To be able to combine continuity of service and energy efficiency, Sunna Design offers to supply its autonomous streetlights in two alternative modes. Solar power for the vast majority of the time, the existing grid only when the system reaches a low battery charge level that no longer allows complete autonomy in service. This unique combination offers the best low energy solution / lighting service by reversing the traditional logic of safeguarding installations.
The temporary power supply through the network is carried out by direct wiring of the LEDs of the autonomous system, after information of potential insufficient batteries. Therefore, by immediate switching of the power supply without interruption of lighting service or waiting for the battery to be recharged by the network, which leads to a reduction in light intensity and premature ageing of the batteries.

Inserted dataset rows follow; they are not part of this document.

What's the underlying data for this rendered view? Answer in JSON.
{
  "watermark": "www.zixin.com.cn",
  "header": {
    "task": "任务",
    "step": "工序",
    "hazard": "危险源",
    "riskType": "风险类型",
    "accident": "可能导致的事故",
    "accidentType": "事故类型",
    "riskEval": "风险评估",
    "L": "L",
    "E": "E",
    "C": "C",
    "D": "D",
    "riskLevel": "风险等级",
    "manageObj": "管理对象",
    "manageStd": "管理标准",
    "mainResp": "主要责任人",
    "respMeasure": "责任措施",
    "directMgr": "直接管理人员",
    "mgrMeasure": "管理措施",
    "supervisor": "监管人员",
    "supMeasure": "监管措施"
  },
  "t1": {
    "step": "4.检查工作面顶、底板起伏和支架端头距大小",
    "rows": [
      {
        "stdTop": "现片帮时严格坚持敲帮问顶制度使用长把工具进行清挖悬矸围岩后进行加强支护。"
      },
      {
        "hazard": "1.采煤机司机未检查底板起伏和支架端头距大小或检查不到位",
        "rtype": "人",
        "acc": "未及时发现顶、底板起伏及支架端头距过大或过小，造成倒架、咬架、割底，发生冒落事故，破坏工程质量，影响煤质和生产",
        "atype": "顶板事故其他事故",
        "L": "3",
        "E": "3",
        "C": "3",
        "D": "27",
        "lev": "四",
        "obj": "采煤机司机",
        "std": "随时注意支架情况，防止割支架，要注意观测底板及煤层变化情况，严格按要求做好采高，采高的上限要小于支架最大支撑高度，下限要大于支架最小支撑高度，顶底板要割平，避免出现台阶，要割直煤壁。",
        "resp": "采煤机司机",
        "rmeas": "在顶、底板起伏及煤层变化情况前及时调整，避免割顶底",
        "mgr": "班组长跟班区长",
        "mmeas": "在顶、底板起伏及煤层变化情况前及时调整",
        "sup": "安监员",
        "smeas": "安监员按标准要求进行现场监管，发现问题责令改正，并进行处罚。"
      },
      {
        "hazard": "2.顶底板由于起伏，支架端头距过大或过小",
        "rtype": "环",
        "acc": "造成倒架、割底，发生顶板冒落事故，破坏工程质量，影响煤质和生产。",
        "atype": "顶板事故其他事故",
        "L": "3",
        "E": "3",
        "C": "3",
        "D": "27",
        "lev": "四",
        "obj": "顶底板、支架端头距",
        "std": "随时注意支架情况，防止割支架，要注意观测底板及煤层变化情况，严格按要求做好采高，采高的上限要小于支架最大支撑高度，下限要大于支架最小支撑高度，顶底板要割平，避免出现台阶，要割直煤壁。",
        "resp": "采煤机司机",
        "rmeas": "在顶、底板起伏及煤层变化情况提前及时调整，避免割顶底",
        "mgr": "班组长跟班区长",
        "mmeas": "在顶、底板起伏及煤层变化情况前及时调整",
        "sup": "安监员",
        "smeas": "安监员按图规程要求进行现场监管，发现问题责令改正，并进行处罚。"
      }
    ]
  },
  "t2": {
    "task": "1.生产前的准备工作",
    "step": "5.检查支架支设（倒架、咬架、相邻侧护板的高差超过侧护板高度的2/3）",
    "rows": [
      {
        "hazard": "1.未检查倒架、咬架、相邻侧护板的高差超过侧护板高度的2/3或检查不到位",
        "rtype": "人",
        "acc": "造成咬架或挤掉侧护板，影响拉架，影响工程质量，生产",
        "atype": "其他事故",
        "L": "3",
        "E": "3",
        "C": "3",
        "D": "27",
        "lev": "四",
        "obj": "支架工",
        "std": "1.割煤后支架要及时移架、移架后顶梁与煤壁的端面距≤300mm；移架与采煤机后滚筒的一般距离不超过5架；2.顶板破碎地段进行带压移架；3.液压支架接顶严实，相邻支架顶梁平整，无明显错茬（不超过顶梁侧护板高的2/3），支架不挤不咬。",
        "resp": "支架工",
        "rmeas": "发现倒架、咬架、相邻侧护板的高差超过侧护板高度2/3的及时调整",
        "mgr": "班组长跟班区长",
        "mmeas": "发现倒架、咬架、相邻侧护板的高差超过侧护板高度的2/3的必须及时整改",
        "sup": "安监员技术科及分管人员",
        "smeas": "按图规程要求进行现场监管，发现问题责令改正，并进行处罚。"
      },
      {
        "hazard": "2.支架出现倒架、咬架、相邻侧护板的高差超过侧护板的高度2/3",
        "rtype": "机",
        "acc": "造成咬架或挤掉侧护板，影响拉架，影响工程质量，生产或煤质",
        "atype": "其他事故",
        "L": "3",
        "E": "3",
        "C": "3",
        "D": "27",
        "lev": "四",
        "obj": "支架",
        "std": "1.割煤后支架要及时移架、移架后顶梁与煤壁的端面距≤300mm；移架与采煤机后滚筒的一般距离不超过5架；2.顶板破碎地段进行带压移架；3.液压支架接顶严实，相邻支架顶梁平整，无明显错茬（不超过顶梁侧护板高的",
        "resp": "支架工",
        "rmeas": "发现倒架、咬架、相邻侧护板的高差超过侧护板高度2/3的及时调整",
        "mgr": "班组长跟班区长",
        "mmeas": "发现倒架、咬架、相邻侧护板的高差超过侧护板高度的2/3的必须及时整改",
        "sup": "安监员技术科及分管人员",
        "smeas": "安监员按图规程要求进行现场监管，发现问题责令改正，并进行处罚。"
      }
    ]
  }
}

The sizing of the solar architecture is calculated to ensure energy autonomy up to 95% of the time, with the remaining 5% being allocated to power during the few winter days when solar irradiation is at its lowest. The resulting energy balance will therefore be very close to a 100% autonomous installation, making it possible to extend the life of the existing network, even if it is obsolete, well beyond a case of “relamping”.
Although representing only 5% of the time, the sizing of the autonomous architecture over this period alone can represent up to 50% of the cost of a system. The switch to hybrid energy supply makes it possible to significantly reduce the cost of a solar installation, to present an overall acquisition cost, in the long term, lower than “relamping”.